According to the results of a study published in the journal Lancet Oncology, a scoring system developed by researchers in France can be used to estimate the probability that a patient with non–small cell lung cancer will survive for at least four years.
Lung cancer remains the leading cause of cancer death in the United States. Non–small cell lung cancer (NSCLC) accounts for approximately 75–80% of all lung cancers.
Although researchers have identified many factors that influence lung cancer survival, a simple and accurate way to assess an individual patient’s prognosis at the time of diagnosis has not been available. To develop such a tool, researchers in France conducted a study among more than 4,000 NSCLC patients.
The researchers found that five factors appeared to be the most important predictors of death. These factors were age, sex, level of disability, type of NSCLC, and stage of NSCLC.

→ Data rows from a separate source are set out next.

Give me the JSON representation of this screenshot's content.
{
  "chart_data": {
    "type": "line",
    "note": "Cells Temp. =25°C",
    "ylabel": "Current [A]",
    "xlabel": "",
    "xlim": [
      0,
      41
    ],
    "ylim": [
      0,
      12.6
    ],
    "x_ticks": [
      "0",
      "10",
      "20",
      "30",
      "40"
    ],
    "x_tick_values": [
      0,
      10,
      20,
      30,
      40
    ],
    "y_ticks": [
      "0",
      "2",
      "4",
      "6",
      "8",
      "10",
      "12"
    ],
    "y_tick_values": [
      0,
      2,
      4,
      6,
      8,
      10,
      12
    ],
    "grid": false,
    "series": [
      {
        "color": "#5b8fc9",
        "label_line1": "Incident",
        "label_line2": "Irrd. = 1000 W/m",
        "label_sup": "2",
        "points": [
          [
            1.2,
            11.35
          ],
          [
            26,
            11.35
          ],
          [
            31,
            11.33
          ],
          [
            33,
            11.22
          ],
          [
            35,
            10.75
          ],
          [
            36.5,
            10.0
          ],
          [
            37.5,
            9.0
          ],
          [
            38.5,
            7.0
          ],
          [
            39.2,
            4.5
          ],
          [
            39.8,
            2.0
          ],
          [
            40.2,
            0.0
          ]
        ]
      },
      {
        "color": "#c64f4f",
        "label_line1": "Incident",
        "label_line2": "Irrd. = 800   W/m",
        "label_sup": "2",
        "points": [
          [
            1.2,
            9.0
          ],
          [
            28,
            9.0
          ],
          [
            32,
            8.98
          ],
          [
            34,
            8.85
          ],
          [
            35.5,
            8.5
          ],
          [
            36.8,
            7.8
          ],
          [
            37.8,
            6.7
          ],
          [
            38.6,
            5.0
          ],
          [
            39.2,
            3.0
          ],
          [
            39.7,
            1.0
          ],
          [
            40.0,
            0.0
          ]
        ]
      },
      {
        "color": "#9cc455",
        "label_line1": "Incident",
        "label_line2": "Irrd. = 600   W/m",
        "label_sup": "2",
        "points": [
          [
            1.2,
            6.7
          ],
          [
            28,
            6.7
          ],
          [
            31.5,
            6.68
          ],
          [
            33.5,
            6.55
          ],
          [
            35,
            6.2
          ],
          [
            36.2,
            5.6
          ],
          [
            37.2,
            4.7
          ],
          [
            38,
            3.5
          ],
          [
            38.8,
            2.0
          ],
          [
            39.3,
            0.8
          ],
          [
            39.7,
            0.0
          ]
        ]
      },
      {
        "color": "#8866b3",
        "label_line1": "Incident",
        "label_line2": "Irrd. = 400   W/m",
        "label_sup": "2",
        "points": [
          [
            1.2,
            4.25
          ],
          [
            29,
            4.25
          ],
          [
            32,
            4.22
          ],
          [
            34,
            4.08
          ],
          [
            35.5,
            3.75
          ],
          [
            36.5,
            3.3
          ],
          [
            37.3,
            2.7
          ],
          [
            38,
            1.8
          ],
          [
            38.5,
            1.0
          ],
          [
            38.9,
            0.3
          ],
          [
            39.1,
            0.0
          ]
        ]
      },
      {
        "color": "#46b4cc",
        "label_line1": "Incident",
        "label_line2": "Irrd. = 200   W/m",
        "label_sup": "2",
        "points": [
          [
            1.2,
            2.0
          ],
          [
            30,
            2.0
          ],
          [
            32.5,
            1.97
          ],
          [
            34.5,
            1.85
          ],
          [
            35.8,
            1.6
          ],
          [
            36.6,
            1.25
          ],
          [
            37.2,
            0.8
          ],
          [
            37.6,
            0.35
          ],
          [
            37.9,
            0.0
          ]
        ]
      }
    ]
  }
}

The researchers assigned scores to each of these factors, with a higher score indicating a greater risk of lung cancer death. Characteristics that were linked with a higher risk of death were being male, being over the age of 70, being more disabled, having large-cell NSCLC, or having a higher stage of NSCLC. The scores on each individual factor were added together to get a patient’s overall risk score. These scores could range from 0 to 22 points.

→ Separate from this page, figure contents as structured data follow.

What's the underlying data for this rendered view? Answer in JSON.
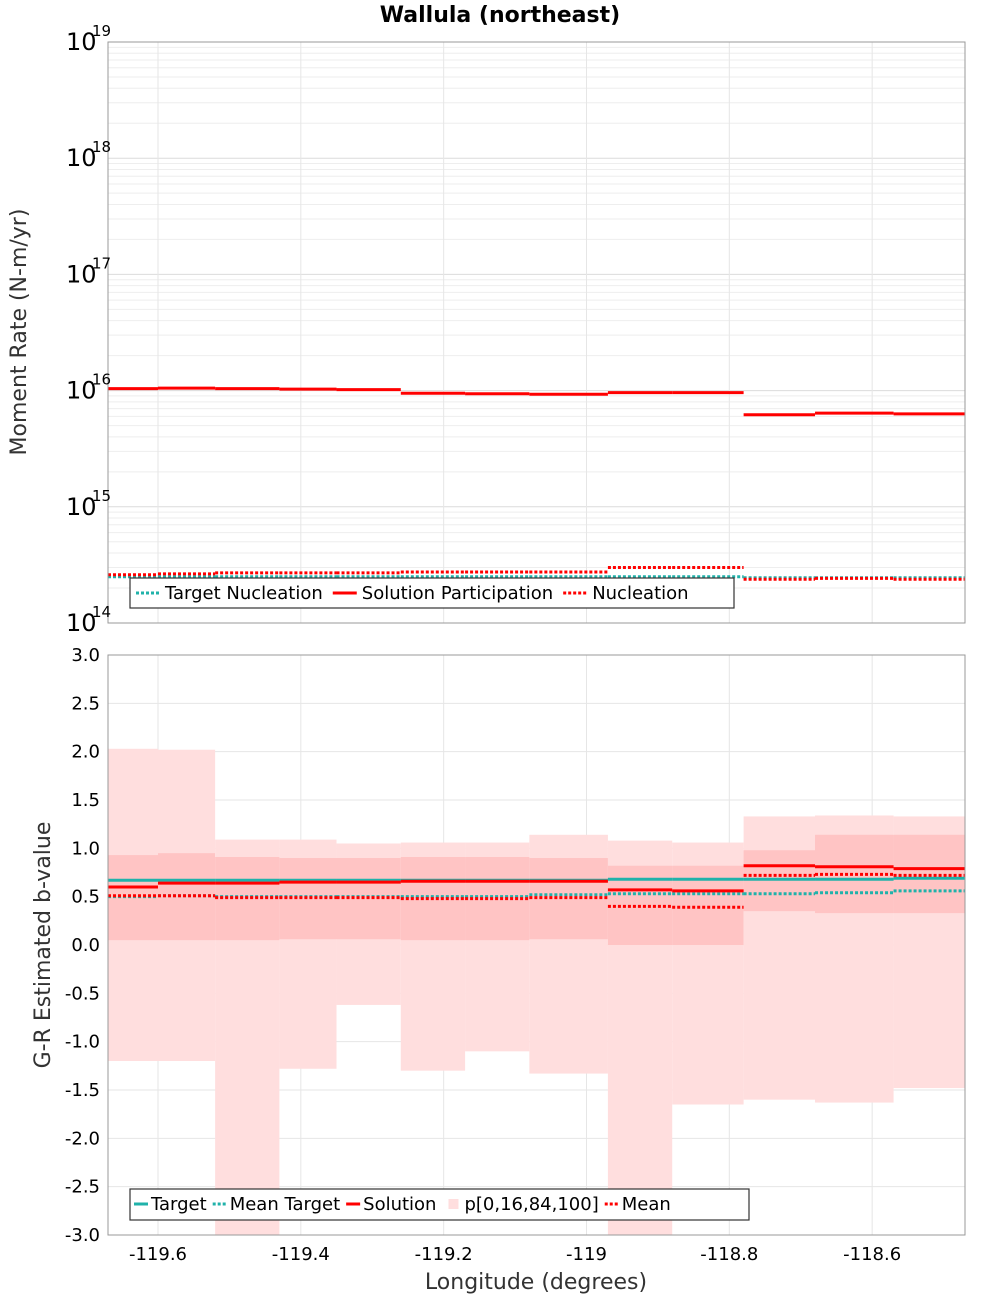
{
  "chart_data": [
    {
      "type": "line",
      "title": "Wallula (northeast)",
      "xlabel": "Longitude (degrees)",
      "ylabel": "Moment Rate (N-m/yr)",
      "yscale": "log",
      "xlim": [
        -119.67,
        -118.47
      ],
      "ylim": [
        100000000000000.0,
        1e+19
      ],
      "ytick_exponents": [
        "14",
        "15",
        "16",
        "17",
        "18",
        "19"
      ],
      "grid": true,
      "legend_position": "bottom-left",
      "bin_edges": [
        -119.67,
        -119.6,
        -119.52,
        -119.43,
        -119.35,
        -119.26,
        -119.17,
        -119.08,
        -118.97,
        -118.88,
        -118.78,
        -118.68,
        -118.57,
        -118.47
      ],
      "series": [
        {
          "name": "Target Nucleation",
          "style": "dotted",
          "color": "#20b2aa",
          "values": [
            250000000000000.0,
            250000000000000.0,
            250000000000000.0,
            250000000000000.0,
            250000000000000.0,
            250000000000000.0,
            250000000000000.0,
            250000000000000.0,
            250000000000000.0,
            250000000000000.0,
            245000000000000.0,
            245000000000000.0,
            245000000000000.0
          ]
        },
        {
          "name": "Solution Participation",
          "style": "solid",
          "color": "#ff0000",
          "values": [
            1.04e+16,
            1.05e+16,
            1.04e+16,
            1.03e+16,
            1.02e+16,
            9500000000000000.0,
            9400000000000000.0,
            9300000000000000.0,
            9600000000000000.0,
            9600000000000000.0,
            6200000000000000.0,
            6400000000000000.0,
            6300000000000000.0
          ]
        },
        {
          "name": "Nucleation",
          "style": "dotted",
          "color": "#ff0000",
          "values": [
            260000000000000.0,
            265000000000000.0,
            270000000000000.0,
            270000000000000.0,
            270000000000000.0,
            275000000000000.0,
            275000000000000.0,
            275000000000000.0,
            300000000000000.0,
            300000000000000.0,
            238000000000000.0,
            242000000000000.0,
            238000000000000.0
          ]
        }
      ]
    },
    {
      "type": "line",
      "xlabel": "Longitude (degrees)",
      "ylabel": "G-R Estimated b-value",
      "xlim": [
        -119.67,
        -118.47
      ],
      "ylim": [
        -3.0,
        3.0
      ],
      "xticks": [
        -119.6,
        -119.4,
        -119.2,
        -119.0,
        -118.8,
        -118.6
      ],
      "xtick_labels": [
        "-119.6",
        "-119.4",
        "-119.2",
        "-119",
        "-118.8",
        "-118.6"
      ],
      "yticks": [
        -3.0,
        -2.5,
        -2.0,
        -1.5,
        -1.0,
        -0.5,
        0.0,
        0.5,
        1.0,
        1.5,
        2.0,
        2.5,
        3.0
      ],
      "ytick_labels": [
        "-3.0",
        "-2.5",
        "-2.0",
        "-1.5",
        "-1.0",
        "-0.5",
        "0.0",
        "0.5",
        "1.0",
        "1.5",
        "2.0",
        "2.5",
        "3.0"
      ],
      "grid": true,
      "legend_position": "bottom-left",
      "bin_edges": [
        -119.67,
        -119.6,
        -119.52,
        -119.43,
        -119.35,
        -119.26,
        -119.17,
        -119.08,
        -118.97,
        -118.88,
        -118.78,
        -118.68,
        -118.57,
        -118.47
      ],
      "bands": {
        "name": "p[0,16,84,100]",
        "p0": [
          -1.2,
          -1.2,
          -3.0,
          -1.28,
          -0.62,
          -1.3,
          -1.1,
          -1.33,
          -3.0,
          -1.65,
          -1.6,
          -1.63,
          -1.48
        ],
        "p16": [
          0.05,
          0.05,
          0.05,
          0.06,
          0.06,
          0.05,
          0.05,
          0.06,
          0.0,
          0.0,
          0.35,
          0.33,
          0.33
        ],
        "p84": [
          0.93,
          0.95,
          0.91,
          0.9,
          0.9,
          0.91,
          0.91,
          0.9,
          0.82,
          0.82,
          0.98,
          1.14,
          1.14
        ],
        "p100": [
          2.03,
          2.02,
          1.09,
          1.09,
          1.05,
          1.06,
          1.06,
          1.14,
          1.08,
          1.06,
          1.33,
          1.34,
          1.33
        ]
      },
      "series": [
        {
          "name": "Target",
          "style": "solid",
          "color": "#20b2aa",
          "values": [
            0.67,
            0.67,
            0.67,
            0.67,
            0.67,
            0.67,
            0.67,
            0.67,
            0.68,
            0.68,
            0.68,
            0.68,
            0.69
          ]
        },
        {
          "name": "Mean Target",
          "style": "dotted",
          "color": "#20b2aa",
          "values": [
            0.5,
            0.51,
            0.5,
            0.5,
            0.5,
            0.5,
            0.5,
            0.52,
            0.53,
            0.53,
            0.53,
            0.54,
            0.56
          ]
        },
        {
          "name": "Solution",
          "style": "solid",
          "color": "#ff0000",
          "values": [
            0.6,
            0.64,
            0.64,
            0.65,
            0.65,
            0.66,
            0.66,
            0.66,
            0.57,
            0.56,
            0.82,
            0.81,
            0.79
          ]
        },
        {
          "name": "Mean",
          "style": "dotted",
          "color": "#ff0000",
          "values": [
            0.51,
            0.51,
            0.49,
            0.49,
            0.49,
            0.48,
            0.48,
            0.49,
            0.4,
            0.39,
            0.72,
            0.73,
            0.72
          ]
        }
      ]
    }
  ]
}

The researchers found that risk of death clearly increased with increasing risk scores. The probability of dying within four years ranged from roughly 35% among patients with the lowest risk score (0 to 1 points) to 99% among patients with the highest risk score (15 or more points). The risk scores also predicted one- and two-year risks of death.
This tool appears to offer a simple and accurate approach to estimating NSCLC prognosis, and may be useful in managing patient care and identifying patients for clinical trials.
**Reference:**Blanchon F, Grivaux M, Asselain B et al. 4-year Mortality in Patients with Non-small Cell Lung Cancer: Development and Validation of Prognostic Index. Lancet Oncology. 2006;7:829-836.